The tragedy of Obama’s withdrawal from Iraq is difficult to overstate. In one move, we lost our hard-won battlefield gains and gave jihadists a soft target for the 2014 blitzkrieg they would mount from Syria. By the end of that year, ISIS controlled more territory, had more men under arms, and had more striking power than any jihadist force in the modern era. Its success inspired militant Muslims across the globe, and its terror helped trigger the ongoing Syrian refugee crisis.

He had his successes, but he fails the simplest test of all: Are we really safer today than we were eight years ago?

The Iraq withdrawal had the added downside of improving Iran’s position in the region, which is of a piece with Obama’s broader record: At every turn, his administration has strengthened the Islamic Republic.
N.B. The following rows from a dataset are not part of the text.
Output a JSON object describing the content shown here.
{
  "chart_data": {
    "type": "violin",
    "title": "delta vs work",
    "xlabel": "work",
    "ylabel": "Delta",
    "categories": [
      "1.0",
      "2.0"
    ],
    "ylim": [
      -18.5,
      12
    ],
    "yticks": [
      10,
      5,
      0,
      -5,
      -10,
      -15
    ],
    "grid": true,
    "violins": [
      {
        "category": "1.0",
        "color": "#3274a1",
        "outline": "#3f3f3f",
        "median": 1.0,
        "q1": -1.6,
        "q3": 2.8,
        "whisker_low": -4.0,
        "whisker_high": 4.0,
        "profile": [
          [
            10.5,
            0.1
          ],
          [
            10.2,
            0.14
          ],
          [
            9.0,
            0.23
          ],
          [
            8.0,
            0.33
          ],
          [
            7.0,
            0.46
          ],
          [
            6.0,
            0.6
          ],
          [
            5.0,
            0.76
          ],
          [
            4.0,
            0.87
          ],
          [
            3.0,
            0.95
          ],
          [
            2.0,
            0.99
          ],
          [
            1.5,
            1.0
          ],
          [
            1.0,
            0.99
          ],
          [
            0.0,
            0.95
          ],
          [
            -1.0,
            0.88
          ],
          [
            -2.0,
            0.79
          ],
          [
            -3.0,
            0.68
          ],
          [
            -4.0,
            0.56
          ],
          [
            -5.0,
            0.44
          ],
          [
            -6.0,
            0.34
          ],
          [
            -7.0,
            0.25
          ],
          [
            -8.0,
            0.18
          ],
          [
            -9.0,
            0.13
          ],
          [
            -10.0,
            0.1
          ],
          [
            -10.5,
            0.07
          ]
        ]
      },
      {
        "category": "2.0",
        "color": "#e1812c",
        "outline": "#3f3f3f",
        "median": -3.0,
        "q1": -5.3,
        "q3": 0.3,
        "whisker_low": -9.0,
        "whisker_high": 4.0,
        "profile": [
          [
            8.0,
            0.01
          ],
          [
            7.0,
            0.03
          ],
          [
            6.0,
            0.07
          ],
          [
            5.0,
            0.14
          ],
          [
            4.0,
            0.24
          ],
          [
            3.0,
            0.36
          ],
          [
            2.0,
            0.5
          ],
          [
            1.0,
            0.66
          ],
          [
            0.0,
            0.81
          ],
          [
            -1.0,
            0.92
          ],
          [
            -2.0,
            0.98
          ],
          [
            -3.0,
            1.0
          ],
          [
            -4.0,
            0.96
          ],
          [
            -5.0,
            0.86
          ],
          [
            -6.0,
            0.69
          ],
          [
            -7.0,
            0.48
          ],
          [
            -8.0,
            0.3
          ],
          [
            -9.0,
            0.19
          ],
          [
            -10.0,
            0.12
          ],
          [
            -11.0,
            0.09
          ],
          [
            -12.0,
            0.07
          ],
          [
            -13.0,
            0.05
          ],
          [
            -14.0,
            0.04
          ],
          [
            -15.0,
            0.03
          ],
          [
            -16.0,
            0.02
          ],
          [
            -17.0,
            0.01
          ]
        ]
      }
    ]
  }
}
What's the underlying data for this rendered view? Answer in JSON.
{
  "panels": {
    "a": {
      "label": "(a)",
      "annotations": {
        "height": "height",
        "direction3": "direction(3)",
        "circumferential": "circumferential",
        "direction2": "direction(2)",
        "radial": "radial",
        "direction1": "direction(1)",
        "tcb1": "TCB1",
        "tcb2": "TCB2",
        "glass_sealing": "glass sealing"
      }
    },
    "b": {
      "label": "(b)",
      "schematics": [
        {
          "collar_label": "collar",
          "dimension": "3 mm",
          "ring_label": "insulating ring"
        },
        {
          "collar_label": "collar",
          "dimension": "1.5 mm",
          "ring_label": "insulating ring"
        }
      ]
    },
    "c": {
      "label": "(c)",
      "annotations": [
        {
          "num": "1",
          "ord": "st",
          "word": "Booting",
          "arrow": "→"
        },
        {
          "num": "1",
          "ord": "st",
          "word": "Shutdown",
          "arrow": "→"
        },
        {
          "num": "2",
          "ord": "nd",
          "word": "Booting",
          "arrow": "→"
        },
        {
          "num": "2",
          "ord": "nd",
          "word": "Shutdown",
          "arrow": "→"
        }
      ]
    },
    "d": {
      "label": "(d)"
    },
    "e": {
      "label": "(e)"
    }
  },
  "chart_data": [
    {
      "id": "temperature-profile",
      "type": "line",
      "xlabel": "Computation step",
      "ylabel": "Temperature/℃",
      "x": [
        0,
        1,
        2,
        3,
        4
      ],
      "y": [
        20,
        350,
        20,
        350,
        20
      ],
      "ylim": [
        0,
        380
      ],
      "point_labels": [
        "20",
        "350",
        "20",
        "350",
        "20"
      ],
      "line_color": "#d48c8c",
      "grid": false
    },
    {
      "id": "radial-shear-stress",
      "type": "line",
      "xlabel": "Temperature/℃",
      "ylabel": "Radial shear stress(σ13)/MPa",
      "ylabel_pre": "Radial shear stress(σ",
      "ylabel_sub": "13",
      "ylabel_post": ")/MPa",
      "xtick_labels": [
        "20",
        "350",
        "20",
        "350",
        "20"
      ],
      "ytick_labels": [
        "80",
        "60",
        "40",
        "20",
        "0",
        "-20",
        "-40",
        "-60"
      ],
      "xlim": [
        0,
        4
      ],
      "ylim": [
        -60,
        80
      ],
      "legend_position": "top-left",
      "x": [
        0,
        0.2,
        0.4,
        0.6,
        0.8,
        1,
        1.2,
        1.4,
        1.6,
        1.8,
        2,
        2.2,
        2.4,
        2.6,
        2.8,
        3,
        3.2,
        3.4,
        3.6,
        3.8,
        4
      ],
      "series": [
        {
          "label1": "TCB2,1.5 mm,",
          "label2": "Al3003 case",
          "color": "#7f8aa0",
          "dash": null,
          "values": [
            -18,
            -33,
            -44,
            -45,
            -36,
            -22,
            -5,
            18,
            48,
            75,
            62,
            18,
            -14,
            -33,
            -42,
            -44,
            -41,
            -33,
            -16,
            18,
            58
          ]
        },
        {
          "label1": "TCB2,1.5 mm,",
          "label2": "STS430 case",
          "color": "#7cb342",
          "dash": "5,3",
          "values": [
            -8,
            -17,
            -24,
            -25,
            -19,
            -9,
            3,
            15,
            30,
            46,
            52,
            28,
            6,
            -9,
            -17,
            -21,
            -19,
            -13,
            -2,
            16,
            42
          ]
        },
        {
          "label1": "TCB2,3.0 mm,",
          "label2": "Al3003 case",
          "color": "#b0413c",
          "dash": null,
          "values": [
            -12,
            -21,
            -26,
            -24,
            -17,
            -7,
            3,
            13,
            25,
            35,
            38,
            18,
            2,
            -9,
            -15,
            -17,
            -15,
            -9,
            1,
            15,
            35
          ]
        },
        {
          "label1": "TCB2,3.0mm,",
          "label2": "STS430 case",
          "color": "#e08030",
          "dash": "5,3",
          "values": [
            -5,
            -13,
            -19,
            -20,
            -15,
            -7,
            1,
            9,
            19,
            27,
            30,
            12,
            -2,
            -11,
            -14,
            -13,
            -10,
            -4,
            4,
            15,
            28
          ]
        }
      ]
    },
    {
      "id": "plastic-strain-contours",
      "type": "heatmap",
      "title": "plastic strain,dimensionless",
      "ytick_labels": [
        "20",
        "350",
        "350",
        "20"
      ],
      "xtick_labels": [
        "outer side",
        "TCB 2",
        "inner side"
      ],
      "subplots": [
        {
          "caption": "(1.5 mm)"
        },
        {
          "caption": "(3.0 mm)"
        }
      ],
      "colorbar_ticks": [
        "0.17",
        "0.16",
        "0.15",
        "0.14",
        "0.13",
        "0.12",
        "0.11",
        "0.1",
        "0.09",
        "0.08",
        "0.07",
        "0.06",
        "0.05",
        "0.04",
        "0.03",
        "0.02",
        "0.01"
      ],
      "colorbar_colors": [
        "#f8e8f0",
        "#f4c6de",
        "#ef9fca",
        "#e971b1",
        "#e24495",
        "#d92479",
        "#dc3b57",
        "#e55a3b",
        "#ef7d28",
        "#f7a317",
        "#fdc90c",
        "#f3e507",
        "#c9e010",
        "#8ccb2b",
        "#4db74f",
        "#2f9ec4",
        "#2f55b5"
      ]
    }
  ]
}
His nuclear deal has enriched Iran without stopping its weapons program, and his feckless foreign policy has created opportunities for Iran to advance its sinister interests. Iran has killed American soldiers and actively worked to undermine our positions in Iraq and Afghanistan, yet our response has been to provide the ayatollahs with sanctions relief, cash payments, and access to international arms markets. Given the power disparity between the U.S. and Iran, the nuclear “deal” may go down in history as one of the most one-sided diplomatic agreements, ever.

In Syria as elsewhere in the Middle East, Obama was presented with few good options, but nevertheless managed to choose poorly time and again. He drew a red line that he wouldn’t enforce. He failed to recognize the emerging ISIS threat. And he failed — along with our allies — to create a workable response to the refugee crisis. Putin’s Russia has stepped into the gap, and it’s now difficult to imagine a resolution to the war that doesn’t leave the Kremlin and Iran with more regional influence.

There’s a common thread here: When we receded, our enemies advanced. It turns out that the alternative to projecting American power isn’t peace but a power vacuum that our enemies are eager to fill. And indeed, by 2015, it seemed that Obama had awoken to that reality. Without fanfare and without mea culpas, our policies began to change. Thousands of soldiers flowed back into Iraq, even engaging in ground combat. We maintained troops in Afghanistan. And American air power began striking targets in at least a half-dozen different countries.

#related#In other words, Obama got busy correcting key mistakes. If the Mosul offensive can succeed by inauguration day, he will have partly re-won the Iraq war, and President Trump will at least have the advantage of facing a profoundly weakened ISIS. But mistakes have lasting legacies. Trump will face a stronger Iran, seemingly endless war in Afghanistan, a violent and dangerous strategic situation in Syria, and a magnified terror threat from jihadists who’ve now spread to cities across the world.

Osama bin Laden is dead, but ISIS is alive. There has been no 9/11-style terror attack, but there have been attacks in Paris, Brussels, Fort Hood, Boston, Chattanooga, San Bernardino, Orlando, St. Cloud, Manhattan, and Columbus. Jihadist violence has killed hundreds of thousands and displaced millions. Iran’s nuclear program has arguably been slowed, but at the price of magnifying its power, influence, and ability to kill Americans. So Obama’s legacy is mixed. He had his successes, but he fails the simplest test of all: Are we really safer today than we were eight years ago?